The restaurant wasn't noisy enough
to drown out my voice. The diners at the table next to us glanced over at me,
seemingly perplexed.
I lowered my voice, embarrassed.
"I know it's selfish. Okay? It's for my career. But, I'm twenty-two. And
you were never there. That was selfish. And instead of just getting on with
things, Mom went looking for love. Over and over and over, no matter who we had
to leave or where we had to go. That was selfish."
“Alright.” He held up his hands in
surrender. "Fair enough."
"I know it affects you and I know
I pretend not to see it," I continued. "I feel like that's probably
what you did when you came to visit, right? You pretended not to see how
freaked out I was?" He didn't meet my eyes, looking down at a menu. I
shrugged. "It might be different if you had ever given me the courtesy of
acknowledging how things affected me.”
He rested his chin on his hand and
cleared his throat. "I thought you'd be better off with your mother.”
"I'm sure you convinced
yourself," I said. "But you're a smart guy. You don't get to run a company
without noticing a few things. You knew I wouldn't be. You just wished I
would."
He leaned back and looked me in the
eye. "I worked. Your mother didn't.
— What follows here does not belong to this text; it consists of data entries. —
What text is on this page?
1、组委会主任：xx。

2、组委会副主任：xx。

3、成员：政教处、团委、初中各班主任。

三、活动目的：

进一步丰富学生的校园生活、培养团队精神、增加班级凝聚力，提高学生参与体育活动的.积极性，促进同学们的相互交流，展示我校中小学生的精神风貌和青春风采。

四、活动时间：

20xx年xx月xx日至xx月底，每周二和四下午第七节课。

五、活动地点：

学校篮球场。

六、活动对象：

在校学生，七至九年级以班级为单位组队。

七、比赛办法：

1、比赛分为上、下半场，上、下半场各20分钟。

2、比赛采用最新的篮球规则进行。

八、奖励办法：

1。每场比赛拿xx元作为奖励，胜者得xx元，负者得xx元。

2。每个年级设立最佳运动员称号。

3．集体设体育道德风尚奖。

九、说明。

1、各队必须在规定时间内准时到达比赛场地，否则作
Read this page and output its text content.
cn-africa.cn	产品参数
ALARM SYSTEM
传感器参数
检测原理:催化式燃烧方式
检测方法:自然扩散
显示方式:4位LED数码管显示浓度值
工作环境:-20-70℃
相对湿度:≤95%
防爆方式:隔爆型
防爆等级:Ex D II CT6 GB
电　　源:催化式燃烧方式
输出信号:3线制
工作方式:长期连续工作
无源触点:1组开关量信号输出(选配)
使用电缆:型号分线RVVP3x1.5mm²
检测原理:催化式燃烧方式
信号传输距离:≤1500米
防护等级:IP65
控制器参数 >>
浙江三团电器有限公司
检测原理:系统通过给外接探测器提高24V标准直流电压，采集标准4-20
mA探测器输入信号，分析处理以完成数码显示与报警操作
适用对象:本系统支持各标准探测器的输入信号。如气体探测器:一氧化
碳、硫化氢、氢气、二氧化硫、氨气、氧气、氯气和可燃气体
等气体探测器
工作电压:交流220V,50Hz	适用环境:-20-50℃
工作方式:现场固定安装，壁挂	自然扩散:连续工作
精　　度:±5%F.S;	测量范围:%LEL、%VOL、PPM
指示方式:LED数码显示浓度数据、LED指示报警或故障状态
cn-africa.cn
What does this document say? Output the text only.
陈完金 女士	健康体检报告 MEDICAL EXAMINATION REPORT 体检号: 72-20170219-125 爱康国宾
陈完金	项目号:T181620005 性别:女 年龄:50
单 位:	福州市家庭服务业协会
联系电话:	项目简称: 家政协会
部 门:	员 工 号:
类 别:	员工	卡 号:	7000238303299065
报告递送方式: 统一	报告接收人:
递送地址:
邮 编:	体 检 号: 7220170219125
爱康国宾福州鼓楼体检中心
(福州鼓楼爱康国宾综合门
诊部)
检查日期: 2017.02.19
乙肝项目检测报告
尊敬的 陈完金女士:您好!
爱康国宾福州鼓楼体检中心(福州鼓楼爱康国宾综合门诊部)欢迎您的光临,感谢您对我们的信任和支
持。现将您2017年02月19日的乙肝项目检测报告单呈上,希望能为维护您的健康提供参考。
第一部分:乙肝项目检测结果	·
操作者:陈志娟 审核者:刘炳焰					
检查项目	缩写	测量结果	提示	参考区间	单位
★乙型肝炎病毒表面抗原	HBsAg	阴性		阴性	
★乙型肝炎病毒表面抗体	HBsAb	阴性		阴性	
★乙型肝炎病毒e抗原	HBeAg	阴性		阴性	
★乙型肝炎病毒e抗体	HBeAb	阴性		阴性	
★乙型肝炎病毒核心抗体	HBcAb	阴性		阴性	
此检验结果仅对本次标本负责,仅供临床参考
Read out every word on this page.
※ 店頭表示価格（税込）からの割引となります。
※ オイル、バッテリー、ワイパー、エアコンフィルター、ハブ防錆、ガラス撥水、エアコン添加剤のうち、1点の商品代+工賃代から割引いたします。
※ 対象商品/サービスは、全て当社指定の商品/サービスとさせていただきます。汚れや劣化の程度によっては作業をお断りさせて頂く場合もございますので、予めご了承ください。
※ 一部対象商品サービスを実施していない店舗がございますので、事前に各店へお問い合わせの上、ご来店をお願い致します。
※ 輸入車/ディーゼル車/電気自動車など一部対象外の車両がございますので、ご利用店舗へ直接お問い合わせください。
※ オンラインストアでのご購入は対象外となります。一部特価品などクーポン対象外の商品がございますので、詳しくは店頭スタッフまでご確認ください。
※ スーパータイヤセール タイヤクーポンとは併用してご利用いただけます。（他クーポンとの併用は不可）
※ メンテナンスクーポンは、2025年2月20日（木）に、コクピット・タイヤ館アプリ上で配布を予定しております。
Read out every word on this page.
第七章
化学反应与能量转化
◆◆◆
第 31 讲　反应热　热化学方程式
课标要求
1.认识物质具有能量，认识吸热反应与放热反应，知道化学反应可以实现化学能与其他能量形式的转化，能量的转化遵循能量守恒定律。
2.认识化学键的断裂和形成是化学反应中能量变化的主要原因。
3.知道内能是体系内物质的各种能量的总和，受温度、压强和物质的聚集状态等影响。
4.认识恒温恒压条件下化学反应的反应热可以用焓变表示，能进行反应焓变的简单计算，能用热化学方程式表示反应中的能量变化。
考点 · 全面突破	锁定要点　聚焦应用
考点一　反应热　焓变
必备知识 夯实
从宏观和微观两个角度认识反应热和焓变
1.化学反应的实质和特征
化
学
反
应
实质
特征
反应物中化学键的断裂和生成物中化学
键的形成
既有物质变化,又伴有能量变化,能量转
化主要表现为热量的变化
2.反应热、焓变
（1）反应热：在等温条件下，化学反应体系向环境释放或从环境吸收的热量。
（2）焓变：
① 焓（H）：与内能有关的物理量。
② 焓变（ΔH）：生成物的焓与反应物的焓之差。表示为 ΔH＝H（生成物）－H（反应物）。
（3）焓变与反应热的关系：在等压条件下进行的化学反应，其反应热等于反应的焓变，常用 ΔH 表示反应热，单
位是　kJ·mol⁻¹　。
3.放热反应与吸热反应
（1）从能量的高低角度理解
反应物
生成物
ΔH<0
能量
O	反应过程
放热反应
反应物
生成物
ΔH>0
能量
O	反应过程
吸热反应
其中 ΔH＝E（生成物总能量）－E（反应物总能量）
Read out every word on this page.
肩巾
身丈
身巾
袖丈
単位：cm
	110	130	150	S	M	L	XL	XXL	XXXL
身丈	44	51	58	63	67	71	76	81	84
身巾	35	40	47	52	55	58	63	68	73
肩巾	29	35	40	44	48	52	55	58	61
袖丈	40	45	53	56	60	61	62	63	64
I thought you'd be neglected if you
lived with me. You would've been. I was working sixteen-hour days six days a
week. I would’ve had to hire someone to raise you." He met my eyes.
"I'm not saying it was perfect—life with your mother. I know it wasn’t. I
know that. But I did believe it was better. I didn't talk myself into thinking
that. Maybe I was wrong, but I wasn't deceiving myself. The thing you learn
when you grow up is how to make do with the choices you have.”
I hadn't expected an apology, but I
didn't want an explanation either. "The point, Dad, is that you chose your
career. And Mom chose romance. And neither of you chose me. So, the fact that
I’m choosing my career is something you should respect.”
"It is, Hadley."
I nodded. “Well, good.”
He was quieter at dinner then. He
told me about the tech company in Europe they'd been looking into, about how
much savvier the young associates at work were, and about how he couldn't
believe I was graduating from college.